Eut-il eu quelques connaissances de plus du combat, de la médecine et du fonctionnement du corps humain qu'il aurait sans doute compris la futilité de son geste... Les fantômes n'ont plus de corps, et par conséquent pas plus de glandes que de système nerveux. C'est une situation bien ennuyeuse lorsqu'il s'agit de s'énerver.

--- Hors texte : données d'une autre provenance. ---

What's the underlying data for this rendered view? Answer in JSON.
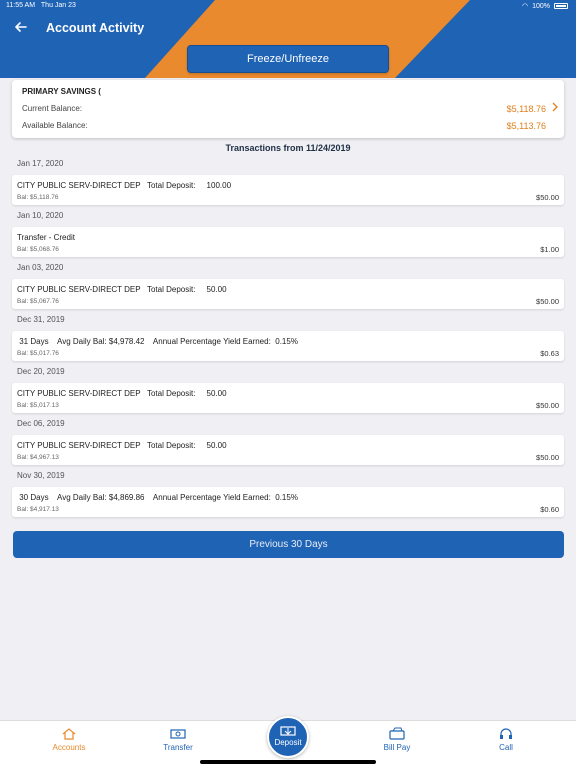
{
  "status": {
    "time": "11:55 AM",
    "date": "Thu Jan 23",
    "battery": "100%"
  },
  "header": {
    "title": "Account Activity",
    "freeze_label": "Freeze/Unfreeze"
  },
  "account": {
    "name": "PRIMARY SAVINGS (",
    "current_label": "Current Balance:",
    "current_value": "$5,118.76",
    "available_label": "Available Balance:",
    "available_value": "$5,113.76"
  },
  "transactions_heading": "Transactions from 11/24/2019",
  "transactions": [
    {
      "date": "Jan 17, 2020",
      "desc": "CITY PUBLIC SERV-DIRECT DEP   Total Deposit:     100.00",
      "bal": "Bal: $5,118.76",
      "amount": "$50.00"
    },
    {
      "date": "Jan 10, 2020",
      "desc": "Transfer - Credit",
      "bal": "Bal: $5,068.76",
      "amount": "$1.00"
    },
    {
      "date": "Jan 03, 2020",
      "desc": "CITY PUBLIC SERV-DIRECT DEP   Total Deposit:     50.00",
      "bal": "Bal: $5,067.76",
      "amount": "$50.00"
    },
    {
      "date": "Dec 31, 2019",
      "desc": " 31 Days    Avg Daily Bal: $4,978.42    Annual Percentage Yield Earned:  0.15%",
      "bal": "Bal: $5,017.76",
      "amount": "$0.63"
    },
    {
      "date": "Dec 20, 2019",
      "desc": "CITY PUBLIC SERV-DIRECT DEP   Total Deposit:     50.00",
      "bal": "Bal: $5,017.13",
      "amount": "$50.00"
    },
    {
      "date": "Dec 06, 2019",
      "desc": "CITY PUBLIC SERV-DIRECT DEP   Total Deposit:     50.00",
      "bal": "Bal: $4,967.13",
      "amount": "$50.00"
    },
    {
      "date": "Nov 30, 2019",
      "desc": " 30 Days    Avg Daily Bal: $4,869.86    Annual Percentage Yield Earned:  0.15%",
      "bal": "Bal: $4,917.13",
      "amount": "$0.60"
    }
  ],
  "prev_button": "Previous 30 Days",
  "tabs": {
    "accounts": "Accounts",
    "transfer": "Transfer",
    "deposit": "Deposit",
    "billpay": "Bill Pay",
    "call": "Call"
  },
  "colors": {
    "brand_blue": "#1f63b5",
    "accent_orange": "#e8892a"
  }
}
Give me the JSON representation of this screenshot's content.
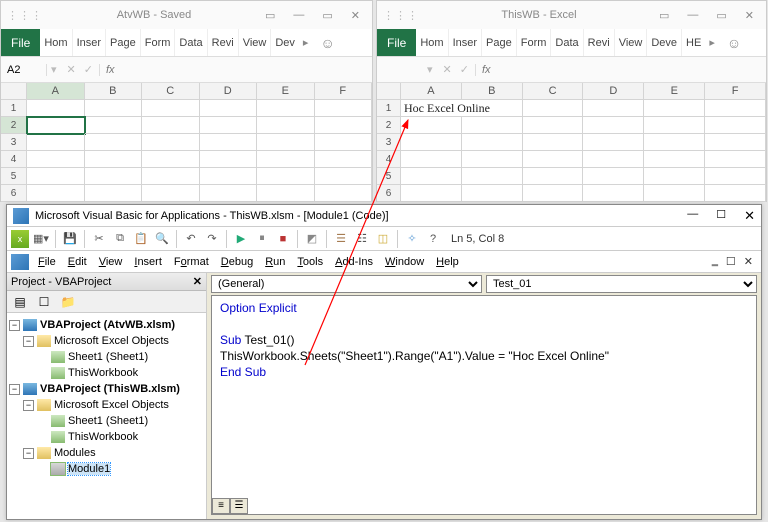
{
  "excel_left": {
    "title": "AtvWB  -  Saved",
    "win_controls": {
      "min": "—",
      "max": "▭",
      "close": "✕"
    },
    "file_tab": "File",
    "ribbon_tabs": [
      "Hom",
      "Inser",
      "Page",
      "Form",
      "Data",
      "Revi",
      "View",
      "Dev"
    ],
    "nav_more": "▸",
    "smiley": "☺",
    "name_box": "A2",
    "fx_x": "✕",
    "fx_check": "✓",
    "fx": "fx",
    "cols": [
      "A",
      "B",
      "C",
      "D",
      "E",
      "F"
    ],
    "rows": [
      "1",
      "2",
      "3",
      "4",
      "5",
      "6"
    ],
    "selected_col": "A",
    "selected_row": "2"
  },
  "excel_right": {
    "title": "ThisWB  -  Excel",
    "win_controls": {
      "min": "—",
      "max": "▭",
      "close": "✕"
    },
    "file_tab": "File",
    "ribbon_tabs": [
      "Hom",
      "Inser",
      "Page",
      "Form",
      "Data",
      "Revi",
      "View",
      "Deve",
      "HE"
    ],
    "nav_more": "▸",
    "smiley": "☺",
    "name_box": "",
    "fx_x": "✕",
    "fx_check": "✓",
    "fx": "fx",
    "cols": [
      "A",
      "B",
      "C",
      "D",
      "E",
      "F"
    ],
    "rows": [
      "1",
      "2",
      "3",
      "4",
      "5",
      "6"
    ],
    "cell_a1": "Hoc Excel Online"
  },
  "vbe": {
    "title": "Microsoft Visual Basic for Applications - ThisWB.xlsm - [Module1 (Code)]",
    "win_controls": {
      "min": "—",
      "max": "☐",
      "close": "✕"
    },
    "cursor_pos": "Ln 5, Col 8",
    "menus": [
      "File",
      "Edit",
      "View",
      "Insert",
      "Format",
      "Debug",
      "Run",
      "Tools",
      "Add-Ins",
      "Window",
      "Help"
    ],
    "mini_controls": {
      "restore": "‗",
      "max": "☐",
      "close": "✕"
    },
    "project_panel": {
      "title": "Project - VBAProject",
      "close": "✕",
      "tree": {
        "proj1": "VBAProject (AtvWB.xlsm)",
        "meo1": "Microsoft Excel Objects",
        "sheet1_1": "Sheet1 (Sheet1)",
        "twb1": "ThisWorkbook",
        "proj2": "VBAProject (ThisWB.xlsm)",
        "meo2": "Microsoft Excel Objects",
        "sheet1_2": "Sheet1 (Sheet1)",
        "twb2": "ThisWorkbook",
        "modules": "Modules",
        "module1": "Module1"
      }
    },
    "combo_left": "(General)",
    "combo_right": "Test_01",
    "code": {
      "l1_kw": "Option Explicit",
      "l2_kw": "Sub ",
      "l2_txt": "Test_01()",
      "l3_txt": "ThisWorkbook.Sheets(\"Sheet1\").Range(\"A1\").Value = \"Hoc Excel Online\"",
      "l4_kw": "End Sub"
    }
  }
}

Le calme affiché par le mort suite à cette diatribe prouvait bien sa condition de cadavre... ou d'illusion. Mais à toute chose malheur est bon, car si l'enfant avait eu à faire face au véritable Bralic, nul doute qu'il aurait compris ce jour le sens véritable et profond des mots "douleur", "souffrance","supplice","tourments" et toutes les subtiles différences qui permettent de faire la distinction entre chacun d'eux. Ce dès les premiers mots prononcés
En lieu et place d'un cris de rage et d'une charge féroce digne d'un mammouth en rut visant moins à lui dévisser la tête qu'à lui apprendre le respect (avec pourtant la conséquence précédemment citée), le fantôme se contenta d'écouter posément les cris et gesticulations de l'être insignifiant qui vociférait d'une façon qui n'aurait pas fait tache quelques siècles plus tard chez un certain président de la République Française.
Une main leste malgré la mort s'enfonça dans une des innombrables poches de la besantine qui devrait normalement trôner au sein du castel de Montbarrey et non pas sur les épaules décrépies de ce corps pourrissant. Une petite boite de bois vernis en fut tirée, ouverte, et un cure-dent porté aux lèvres sèches du macchab aux yeux blanc-vert.

La tempête semblait maintenant se déchainer aussi bien au dehors qu'au dedans. Et le silence s'installant après la crise de nerf trouva comme un écho dans le bruit mat des gouttes lourdes comme des pierres qui frappaient contre le bâtiment.

Le cure-dent fut retiré, entre le pouce et le majeur. Lentement, comme pour marquer la distinction entre l'énervement de l'enfant et le calme du mort. Entre la tempête et la forteresse. Entre la mer et le rocher.


C'est bon ? T'as fini p'tit con ? Je peux en placer une ?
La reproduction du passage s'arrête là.